İşçilerin dilekçesinde şunlar yazılıydı:
"St. Petersburg'da yaşayan biz işçiler, Sana geldik. Bizler zulmün ve zorbalığın ezdiği talihsiz, lanetli köleleriz. Sabrımız tükendi, işi durdurduk ve bize yalnızca hayatımızı sürdürmeye yetecek kadar bir şey vermeleri için efendilerimize yalvardık. Ama bu isteğimiz reddedildi; işverenlerin gözünde her şey yasadışı. Bizler buradayız, binlerce kişiyiz. Bütün Rus halkı gibi her türlü insan hakkından yoksunuz. Senin memurların öyle şeyler yaptılar ki, hepimiz köle hâline geldik."

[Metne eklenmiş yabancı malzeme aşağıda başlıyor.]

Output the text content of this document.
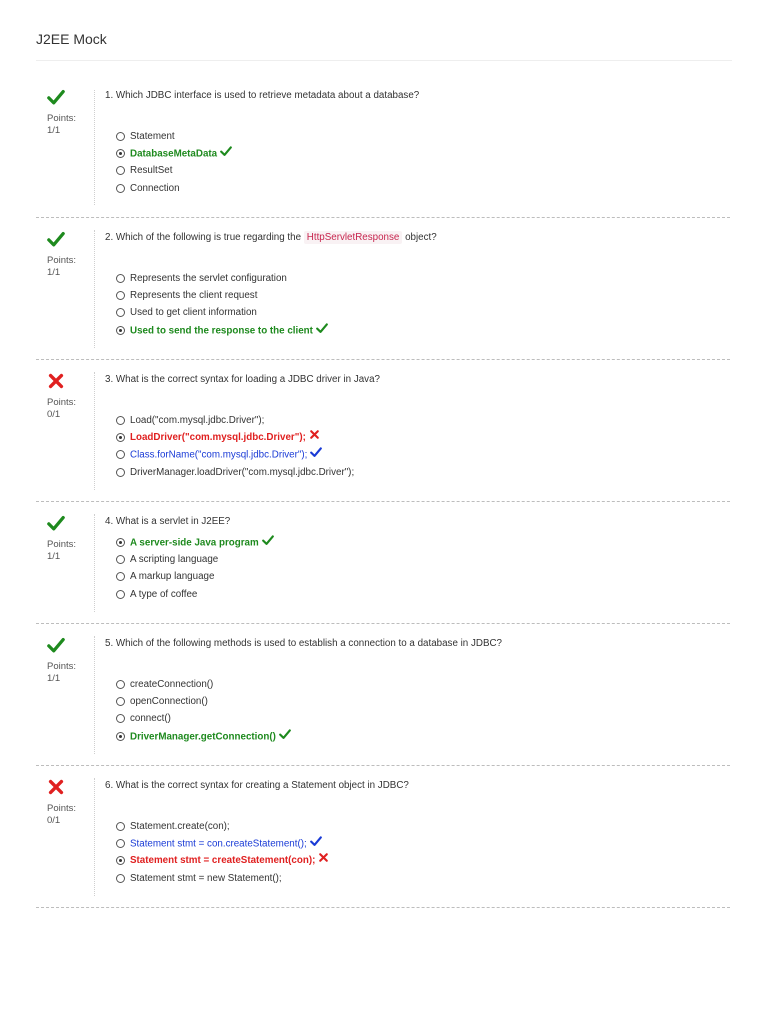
J2EE Mock
Points:
1/1
1. Which JDBC interface is used to retrieve metadata about a database?
Statement
DatabaseMetaData
ResultSet
Connection
Points:
1/1
2. Which of the following is true regarding the HttpServletResponse object?
Represents the servlet configuration
Represents the client request
Used to get client information
Used to send the response to the client
Points:
0/1
3. What is the correct syntax for loading a JDBC driver in Java?
Load("com.mysql.jdbc.Driver");
LoadDriver("com.mysql.jdbc.Driver");
Class.forName("com.mysql.jdbc.Driver");
DriverManager.loadDriver("com.mysql.jdbc.Driver");
Points:
1/1
4. What is a servlet in J2EE?
A server-side Java program
A scripting language
A markup language
A type of coffee
Points:
1/1
5. Which of the following methods is used to establish a connection to a database in JDBC?
createConnection()
openConnection()
connect()
DriverManager.getConnection()
Points:
0/1
6. What is the correct syntax for creating a Statement object in JDBC?
Statement.create(con);
Statement stmt = con.createStatement();
Statement stmt = createStatement(con);
Statement stmt = new Statement();
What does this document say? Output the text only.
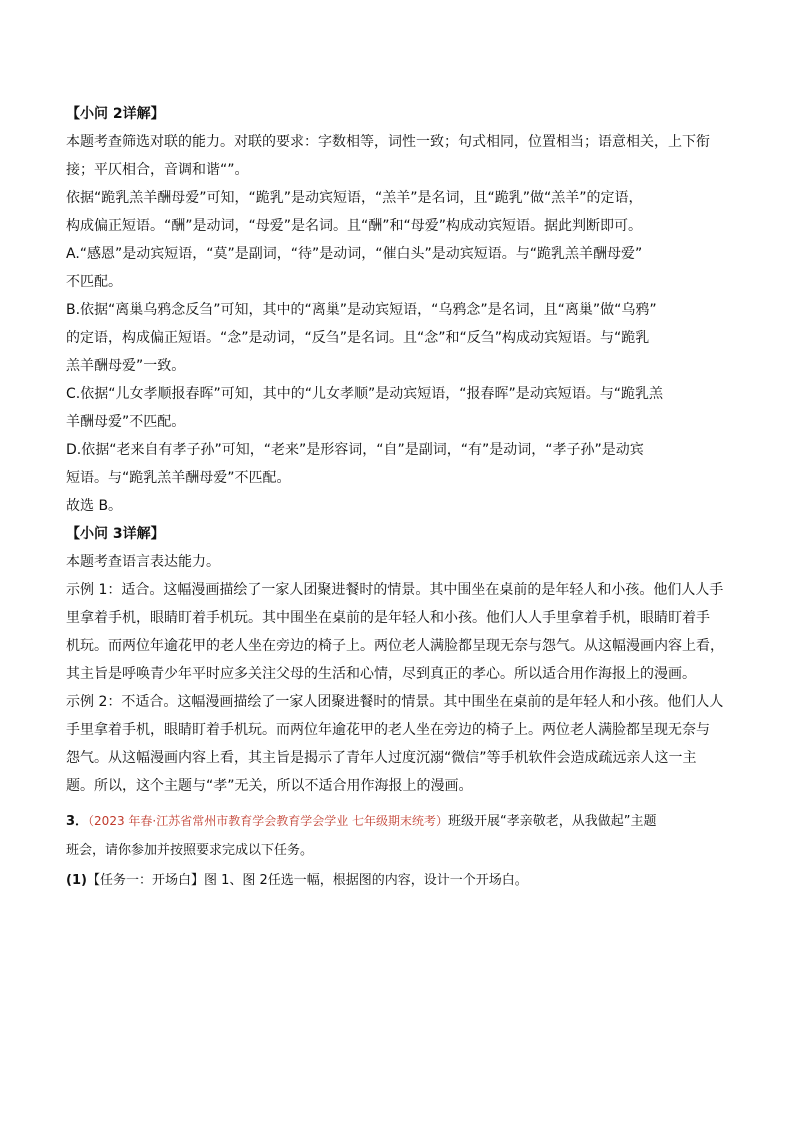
【小问 2详解】
本题考查筛选对联的能力。对联的要求：字数相等，词性一致；句式相同，位置相当；语意相关，上下衔
接；平仄相合，音调和谐“”。
依据“跪乳羔羊酬母爱”可知，“跪乳”是动宾短语，“羔羊”是名词，且“跪乳”做“羔羊”的定语，
构成偏正短语。“酬”是动词，“母爱”是名词。且“酬”和“母爱”构成动宾短语。据此判断即可。
A.“感恩”是动宾短语，“莫”是副词，“待”是动词，“催白头”是动宾短语。与“跪乳羔羊酬母爱”
不匹配。
B.依据“离巢乌鸦念反刍”可知，其中的“离巢”是动宾短语，“乌鸦念”是名词，且“离巢”做“乌鸦”
的定语，构成偏正短语。“念”是动词，“反刍”是名词。且“念”和“反刍”构成动宾短语。与“跪乳
羔羊酬母爱”一致。
C.依据“儿女孝顺报春晖”可知，其中的“儿女孝顺”是动宾短语，“报春晖”是动宾短语。与“跪乳羔
羊酬母爱”不匹配。
D.依据“老来自有孝子孙”可知，“老来”是形容词，“自”是副词，“有”是动词，“孝子孙”是动宾
短语。与“跪乳羔羊酬母爱”不匹配。
故选 B。
【小问 3详解】
本题考查语言表达能力。
示例 1：适合。这幅漫画描绘了一家人团聚进餐时的情景。其中围坐在桌前的是年轻人和小孩。他们人人手
里拿着手机，眼睛盯着手机玩。其中围坐在桌前的是年轻人和小孩。他们人人手里拿着手机，眼睛盯着手
机玩。而两位年逾花甲的老人坐在旁边的椅子上。两位老人满脸都呈现无奈与怨气。从这幅漫画内容上看，
其主旨是呼唤青少年平时应多关注父母的生活和心情，尽到真正的孝心。所以适合用作海报上的漫画。
示例 2：不适合。这幅漫画描绘了一家人团聚进餐时的情景。其中围坐在桌前的是年轻人和小孩。他们人人
手里拿着手机，眼睛盯着手机玩。而两位年逾花甲的老人坐在旁边的椅子上。两位老人满脸都呈现无奈与
怨气。从这幅漫画内容上看，其主旨是揭示了青年人过度沉溺“微信”等手机软件会造成疏远亲人这一主
题。所以，这个主题与“孝”无关，所以不适合用作海报上的漫画。
3．（2023 年春·江苏省常州市教育学会教育学会学业 七年级期末统考）班级开展“孝亲敬老，从我做起”主题
班会，请你参加并按照要求完成以下任务。
(1)【任务一：开场白】图 1、图 2任选一幅，根据图的内容，设计一个开场白。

"Efendimiz, kendi halkına yardımı reddetme. Seni kendi halkından ayıran duvarı yık. İsteklerimizin yerine getirileceği konusunda emir ve söz ver, o zaman Rusya'yı mutlu edersin; yoksa biz burada ölmeye hazırız. Bizim için yalnız iki yol var: ya özgürlük ve mutluluk, ya mezar."
İşçiler, Çar’dan şu başlıklardaki talepleri yerine getirmesini istiyorlardı:
- Af,
- Yurttaş özgürlükleri
- Adil ücret
- Toprağın yavaş yavaş halka devredilmesi
- Genel ve eşit oy hakkına dayanan bir kurucu meclisin toplanması
İşçilerin yürüyüşü başlarken Kışlık Saray’ın önünde ve meydana çıkan bütün yollarda askerler nöbet bekliyorlardı. Aynı zamanda bütün fabrikalara, bankaya ve stratejik önemdeki her yere asker yığılmıştı.
İşçiler Kışlık Saray’a yaklaştığı sırada askerler hiçbir uyarıda bulunmaksızın işçilere acımasızca saldırdılar. Özel süvari birlikleri ve Kazaklar, işçileri kılıçtan geçirdiler.
İşçilerin bu devasa yürüyüşü, Çar tarafından büyük bir katliamla bozguna uğratılmıştı.
Katliamın ardından
Yaşananlar, tarihe Kanlı Pazar katliamı olarak geçti. Katliamda 1000’in üzerinde işçi ölürken 2000’in üzerinde işçi yaralandı.
Katliam halkta çok büyük bir öfkeyi açığa çıkardı. İşçiler büyük kitleler halinde sokaklara çıktı, Mart ayına kadar olan süreçte Rusya’nın her yerinde büyük grevler ve öğrenci ayaklanmaları patlak verdi. Çar’ın resimleri yakıldı, köylüler toprak sahiplerinin topraklarına el koydular.
Çarlık rejimi, yükselen hareketler karşısında birçok talebi yerine getirmek zorunda kaldı. Yeni anayasa, parlamento ve işçi haklarını koruyan yasalar çıkarıldı, demokratik seçimler kabul edildi.
Kanlı Pazar’ın ardından, işçi sınıfı tarihine geçecek eşi benzeri görülmemiş büyük kalkışmalarla birlikte 1905 Devrimi de başlamış oluyordu.